Artesian Water Co. shut down two commercial wells in the same area in June after detections of the same chemicals. An Artesian official said last week that PFCs also had been found in other local supply wells, although at levels lower than the Environmental Protection Agency's "guidance" limit for drinking water.

Around the country, more than 100 current or former Air Force fire training areas might have released PFCs of the type that led to the shutdown New Castle's 2,700-customer supply, according to a defense agency briefing document issued in November. Other military and civilian uses and ties to well pollution are under scrutiny nationwide, even as use of PFC-containing foams continue.

Costly activated carbon filter plants rank among the most-direct and reliable solution for PFC compounds like perfluorooctane sulfonate (PFOS) and perfluorooctanoic acid (PFOA). Both are in a class of chemicals used in a wide range of consumer and industrial products for non-stick, non-stain and film-forming features. All have been under study for more than a decade because of their tendency to accumulate and linger in living tissues and because of potential connections to cancer and other health problems.

Although no firm drinking water limits exist, the EPA in 2009 set a .40 parts per billion "guidance" level for PFOA in public supplies while the study continues, with a .20 parts per billion mark for PFOS.

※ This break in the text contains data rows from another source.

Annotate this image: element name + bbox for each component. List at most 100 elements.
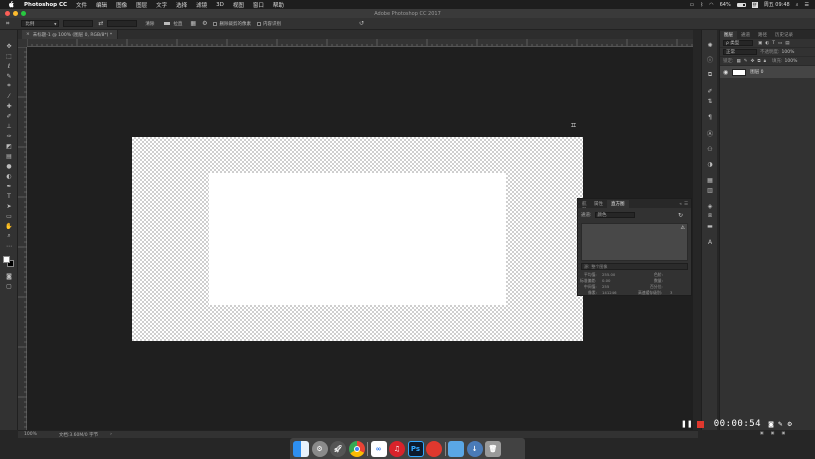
healing-brush-tool-icon[interactable]: ✚ <box>4 102 14 110</box>
launchpad-icon[interactable]: 🚀︎ <box>330 440 346 457</box>
trash-icon[interactable]: 🗑︎ <box>485 440 501 457</box>
menubar-clock[interactable]: 周五 09:48 <box>764 1 790 8</box>
download-icon[interactable]: ↓ <box>466 440 483 457</box>
cast-icon[interactable]: ▭ <box>689 2 694 8</box>
tab-paths[interactable]: 路径 <box>754 31 771 39</box>
fill-value[interactable]: 100% <box>785 59 798 64</box>
pen-tool-icon[interactable]: ✒ <box>4 182 14 190</box>
menu-view[interactable]: 视图 <box>233 1 244 9</box>
spotlight-icon[interactable]: ⌕ <box>796 2 799 8</box>
layer-thumbnail[interactable] <box>732 68 747 76</box>
eyedropper-tool-icon[interactable]: ⁄ <box>4 92 14 100</box>
channel-select[interactable]: 颜色 <box>594 212 635 218</box>
timeline-panel-icon[interactable]: ▬ <box>705 222 715 230</box>
lasso-tool-icon[interactable]: ℓ <box>4 62 14 70</box>
clone-source-panel-icon[interactable]: ⚇ <box>705 145 715 153</box>
tab-history[interactable]: 历史记录 <box>771 31 797 39</box>
notification-center-icon[interactable]: ☰ <box>805 2 809 8</box>
recorder-settings-icon[interactable]: ⚙ <box>787 421 792 428</box>
menu-select[interactable]: 选择 <box>176 1 187 9</box>
menu-image[interactable]: 图像 <box>116 1 127 9</box>
crop-tool-preset-icon[interactable]: ⌗ <box>6 20 9 28</box>
webcam-icon[interactable]: ▣ <box>760 430 764 435</box>
lock-pixels-icon[interactable]: ▦ <box>737 59 741 64</box>
lock-artboard-icon[interactable]: ⧉ <box>757 58 760 64</box>
content-aware-checkbox[interactable] <box>256 21 261 26</box>
visibility-eye-icon[interactable]: ◉ <box>723 69 728 76</box>
crop-width-field[interactable] <box>63 20 94 27</box>
netease-music-icon[interactable]: ♫ <box>389 440 405 457</box>
properties-panel-icon[interactable]: ⧉ <box>705 71 715 79</box>
zoom-tool-icon[interactable]: ⌕ <box>4 232 14 240</box>
info-panel-icon[interactable]: ⓘ <box>705 55 715 64</box>
swap-dimensions-icon[interactable]: ⇄ <box>98 20 103 27</box>
pause-icon[interactable]: ❚❚ <box>681 420 693 428</box>
menu-type[interactable]: 文字 <box>156 1 167 9</box>
menu-window[interactable]: 窗口 <box>253 1 264 9</box>
tab-histogram[interactable]: 直方图 <box>607 200 629 208</box>
cursor-icon[interactable]: ▣ <box>782 430 786 435</box>
brush-tool-icon[interactable]: ✐ <box>4 112 14 120</box>
battery-icon[interactable] <box>736 2 746 7</box>
opacity-value[interactable]: 100% <box>782 50 795 55</box>
overlay-grid-icon[interactable]: ▦ <box>190 20 196 27</box>
panel-menu-icon[interactable]: ☰ <box>684 202 688 207</box>
zoom-level[interactable]: 100% <box>24 432 37 437</box>
swatches-panel-icon[interactable]: ▦ <box>705 176 715 184</box>
filter-pixel-icon[interactable]: ▣ <box>758 41 762 46</box>
vertical-ruler[interactable] <box>18 47 27 430</box>
menu-filter[interactable]: 滤镜 <box>196 1 207 9</box>
lock-paint-icon[interactable]: ✎ <box>744 59 748 64</box>
source-select[interactable]: 源: 整个图像 <box>581 263 688 270</box>
bluetooth-icon[interactable]: ᛒ <box>700 2 703 8</box>
quick-select-tool-icon[interactable]: ✎ <box>4 72 14 80</box>
history-brush-tool-icon[interactable]: ✑ <box>4 132 14 140</box>
menu-app-name[interactable]: Photoshop CC <box>24 2 67 8</box>
crop-height-field[interactable] <box>107 20 138 27</box>
baidu-netdisk-icon[interactable]: ∞ <box>370 440 387 457</box>
close-tab-icon[interactable]: × <box>26 32 30 37</box>
tab-navigator[interactable]: 导航器 <box>578 200 590 208</box>
straighten-icon[interactable] <box>164 22 171 25</box>
paths-panel-icon[interactable]: ◈ <box>705 202 715 210</box>
system-preferences-icon[interactable]: ⚙ <box>311 440 328 457</box>
straighten-label[interactable]: 拉直 <box>173 21 182 27</box>
ruler-origin[interactable] <box>18 39 27 47</box>
apple-icon[interactable] <box>7 1 15 8</box>
recorder-icon[interactable] <box>426 440 442 457</box>
menu-help[interactable]: 帮助 <box>273 1 284 9</box>
finder-icon[interactable] <box>293 440 309 457</box>
rectangle-tool-icon[interactable]: ▭ <box>4 212 14 220</box>
camera-icon[interactable]: ◙ <box>768 421 774 428</box>
draw-pen-icon[interactable]: ✎ <box>778 421 783 428</box>
type-tool-icon[interactable]: T <box>4 192 14 200</box>
character-panel-icon[interactable]: ¶ <box>705 113 715 121</box>
clone-stamp-tool-icon[interactable]: ⊥ <box>4 122 14 130</box>
glyphs-panel-icon[interactable]: A <box>705 238 715 246</box>
marquee-tool-icon[interactable]: ⬚ <box>4 52 14 60</box>
quick-mask-icon[interactable]: ◙ <box>4 272 14 280</box>
gradient-tool-icon[interactable]: ▤ <box>4 152 14 160</box>
mic-icon[interactable]: ▣ <box>771 430 775 435</box>
filter-shape-icon[interactable]: ▭ <box>778 41 782 46</box>
input-source-icon[interactable]: 拼 <box>751 1 758 8</box>
crop-ratio-select[interactable]: 比例 ▼ <box>21 20 60 27</box>
collapse-panel-icon[interactable]: « <box>679 202 682 207</box>
layer-row[interactable]: ◉ 图层 0 <box>720 66 815 78</box>
menu-layer[interactable]: 图层 <box>136 1 147 9</box>
blur-tool-icon[interactable]: ● <box>4 162 14 170</box>
color-panel-icon[interactable]: ✺ <box>705 41 715 49</box>
dodge-tool-icon[interactable]: ◐ <box>4 172 14 180</box>
document-tab[interactable]: × 未标题-1 @ 100% (图层 0, RGB/8*) * <box>22 30 118 39</box>
channels-panel-icon[interactable]: ▥ <box>705 186 715 194</box>
menu-3d[interactable]: 3D <box>216 2 224 8</box>
paragraph-panel-icon[interactable]: Ⓐ <box>705 129 715 138</box>
brush-panel-icon[interactable]: ✐ <box>705 87 715 95</box>
lock-all-icon[interactable]: 🔒︎ <box>764 58 766 64</box>
settings-gear-icon[interactable]: ⚙ <box>202 20 207 27</box>
hand-tool-icon[interactable]: ✋ <box>4 222 14 230</box>
crop-tool-icon[interactable]: ⌗ <box>4 82 14 90</box>
move-tool-icon[interactable]: ✥ <box>4 42 14 50</box>
filter-smart-icon[interactable]: ▤ <box>785 41 789 46</box>
cache-warning-icon[interactable]: ⚠ <box>681 225 685 231</box>
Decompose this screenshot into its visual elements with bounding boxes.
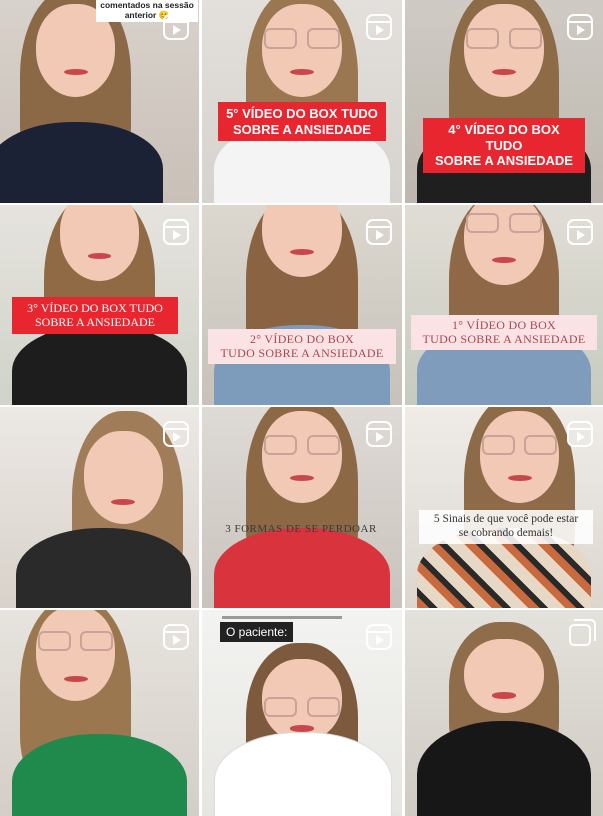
person-lips	[492, 69, 516, 76]
post-tile-10[interactable]	[0, 610, 199, 816]
person-glasses	[466, 213, 542, 233]
post-tile-2[interactable]: 5° VÍDEO DO BOX TUDO SOBRE A ANSIEDADE	[202, 0, 402, 203]
post-caption: 5° VÍDEO DO BOX TUDO SOBRE A ANSIEDADE	[218, 102, 386, 142]
reels-icon	[366, 624, 392, 650]
carousel-icon	[569, 619, 596, 646]
reels-icon	[366, 421, 392, 447]
person-face	[83, 431, 164, 524]
person-glasses	[264, 28, 340, 49]
person-glasses	[264, 696, 340, 718]
person-face	[464, 4, 544, 98]
person-glasses	[264, 435, 340, 456]
profile-post-grid: comentados na sessão anterior 😊 5° VÍDEO…	[0, 0, 603, 816]
person-lips	[492, 692, 516, 699]
reels-icon	[163, 421, 189, 447]
reels-icon	[567, 14, 593, 40]
reels-icon	[567, 421, 593, 447]
reels-icon	[366, 14, 392, 40]
person-lips	[87, 253, 112, 259]
person-glasses	[482, 435, 558, 456]
person-lips	[290, 249, 314, 255]
post-text-line	[222, 616, 342, 619]
post-tile-8[interactable]: 3 FORMAS DE SE PERDOAR	[202, 407, 402, 608]
person-body	[416, 721, 592, 816]
post-tile-5[interactable]: 2° VÍDEO DO BOX TUDO SOBRE A ANSIEDADE	[202, 205, 402, 405]
post-caption: 3 FORMAS DE SE PERDOAR	[225, 523, 377, 535]
person-face	[262, 4, 342, 98]
post-tile-4[interactable]: 3° VÍDEO DO BOX TUDO SOBRE A ANSIEDADE	[0, 205, 199, 405]
post-tile-12[interactable]	[405, 610, 603, 816]
post-tile-7[interactable]	[0, 407, 199, 608]
post-caption: 2° VÍDEO DO BOX TUDO SOBRE A ANSIEDADE	[208, 329, 396, 364]
post-caption: 5 Sinais de que você pode estar se cobra…	[419, 510, 593, 544]
person-face	[35, 610, 116, 701]
person-face	[464, 638, 544, 713]
person-lips	[63, 69, 88, 76]
reels-icon	[366, 219, 392, 245]
post-tile-11[interactable]: O paciente:	[202, 610, 402, 816]
post-caption: 1° VÍDEO DO BOX TUDO SOBRE A ANSIEDADE	[411, 315, 597, 350]
person-body	[11, 325, 188, 405]
person-glasses	[37, 630, 114, 652]
person-lips	[63, 675, 88, 683]
post-tile-9[interactable]: 5 Sinais de que você pode estar se cobra…	[405, 407, 603, 608]
post-tile-6[interactable]: 1° VÍDEO DO BOX TUDO SOBRE A ANSIEDADE	[405, 205, 603, 405]
post-tile-1[interactable]: comentados na sessão anterior 😊	[0, 0, 199, 203]
reels-icon	[567, 219, 593, 245]
reels-icon	[163, 14, 189, 40]
post-caption: O paciente:	[220, 622, 294, 643]
person-glasses	[466, 28, 542, 49]
post-caption: 3° VÍDEO DO BOX TUDO SOBRE A ANSIEDADE	[12, 297, 178, 334]
post-caption: 4° VÍDEO DO BOX TUDO SOBRE A ANSIEDADE	[423, 118, 585, 173]
reels-icon	[163, 624, 189, 650]
post-tile-3[interactable]: 4° VÍDEO DO BOX TUDO SOBRE A ANSIEDADE	[405, 0, 603, 203]
reels-icon	[163, 219, 189, 245]
person-lips	[492, 257, 516, 263]
person-face	[262, 411, 342, 504]
person-lips	[290, 725, 314, 732]
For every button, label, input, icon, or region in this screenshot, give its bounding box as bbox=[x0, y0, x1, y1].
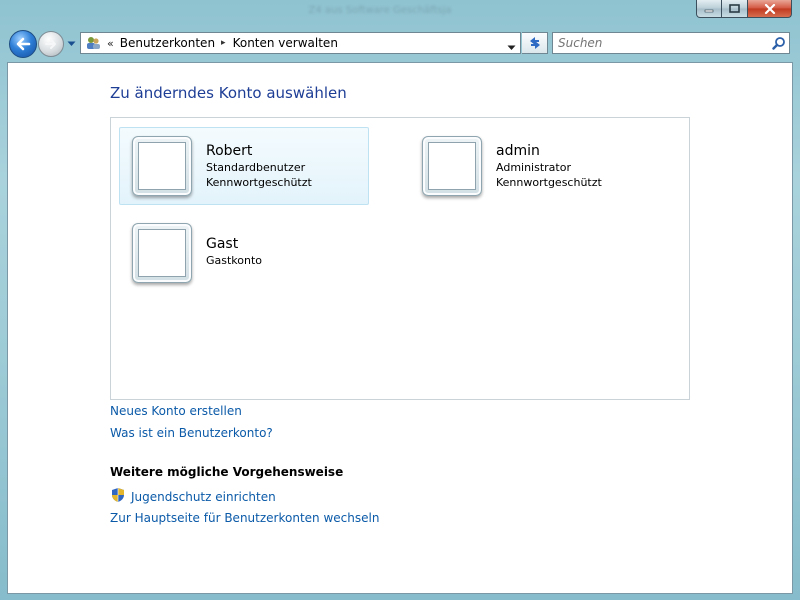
user-accounts-icon bbox=[83, 33, 103, 53]
maximize-icon bbox=[729, 4, 740, 13]
content-pane: Zu änderndes Konto auswählen Robert Stan… bbox=[7, 62, 793, 594]
parental-controls-row: Jugendschutz einrichten bbox=[110, 487, 276, 506]
avatar bbox=[132, 223, 192, 283]
forward-arrow-icon bbox=[45, 39, 56, 49]
refresh-icon bbox=[529, 37, 540, 49]
avatar bbox=[132, 136, 192, 196]
breadcrumb: Benutzerkonten ▸ Konten verwalten bbox=[120, 36, 338, 50]
page-title: Zu änderndes Konto auswählen bbox=[110, 84, 347, 102]
account-type: Gastkonto bbox=[206, 254, 263, 267]
avatar bbox=[422, 136, 482, 196]
account-name: admin bbox=[496, 143, 540, 159]
breadcrumb-item-konten-verwalten[interactable]: Konten verwalten bbox=[233, 36, 338, 50]
refresh-button[interactable] bbox=[522, 32, 548, 54]
search-input[interactable] bbox=[553, 36, 769, 50]
account-tile-robert[interactable]: Robert Standardbenutzer Kennwortgeschütz… bbox=[119, 127, 369, 205]
window-frame: Z4 aus Software Geschäftsja « Benutzerko… bbox=[0, 0, 800, 600]
minimize-icon bbox=[704, 9, 714, 12]
parental-controls-link[interactable]: Jugendschutz einrichten bbox=[131, 490, 276, 504]
address-bar[interactable]: « Benutzerkonten ▸ Konten verwalten bbox=[80, 32, 521, 54]
overflow-chevron[interactable]: « bbox=[107, 37, 114, 50]
search-icon[interactable] bbox=[769, 33, 789, 53]
account-type: Administrator bbox=[496, 161, 571, 174]
what-is-account-link[interactable]: Was ist ein Benutzerkonto? bbox=[110, 426, 273, 440]
address-dropdown-button[interactable] bbox=[507, 40, 516, 54]
shield-icon bbox=[110, 487, 126, 506]
account-list: Robert Standardbenutzer Kennwortgeschütz… bbox=[110, 117, 690, 400]
account-name: Gast bbox=[206, 236, 239, 252]
account-status: Kennwortgeschützt bbox=[496, 176, 602, 189]
close-icon bbox=[764, 3, 775, 14]
forward-button[interactable] bbox=[38, 31, 64, 57]
search-box[interactable] bbox=[552, 32, 790, 54]
account-tile-admin[interactable]: admin Administrator Kennwortgeschützt bbox=[409, 127, 659, 205]
close-button[interactable] bbox=[748, 0, 792, 18]
minimize-button[interactable] bbox=[696, 0, 722, 18]
account-tile-gast[interactable]: Gast Gastkonto bbox=[119, 214, 369, 292]
navigation-bar: « Benutzerkonten ▸ Konten verwalten bbox=[0, 26, 800, 62]
back-button[interactable] bbox=[9, 30, 37, 58]
account-name: Robert bbox=[206, 143, 253, 159]
window-title: Z4 aus Software Geschäftsja bbox=[308, 5, 452, 16]
breadcrumb-separator-icon[interactable]: ▸ bbox=[221, 38, 226, 48]
section-title: Weitere mögliche Vorgehensweise bbox=[110, 465, 344, 479]
chevron-down-icon bbox=[507, 45, 516, 50]
main-page-link[interactable]: Zur Hauptseite für Benutzerkonten wechse… bbox=[110, 511, 379, 525]
breadcrumb-item-benutzerkonten[interactable]: Benutzerkonten bbox=[120, 36, 215, 50]
account-status: Kennwortgeschützt bbox=[206, 176, 312, 189]
account-type: Standardbenutzer bbox=[206, 161, 306, 174]
chevron-down-icon bbox=[67, 41, 75, 46]
caption-buttons bbox=[696, 0, 792, 18]
new-account-link[interactable]: Neues Konto erstellen bbox=[110, 404, 242, 418]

Levels found in water source near Wilmington Manor were more than 11 times the EPA's guidance limit for PFOS. Results of well testing around the suspected source and New Castle Airport generally are expected later this month.

PFCs are so durable and their uses so widespread that they are believed present at low levels around the world and throughout global human and wildlife populations, including albatrosses and elephant seals in the Antarctic.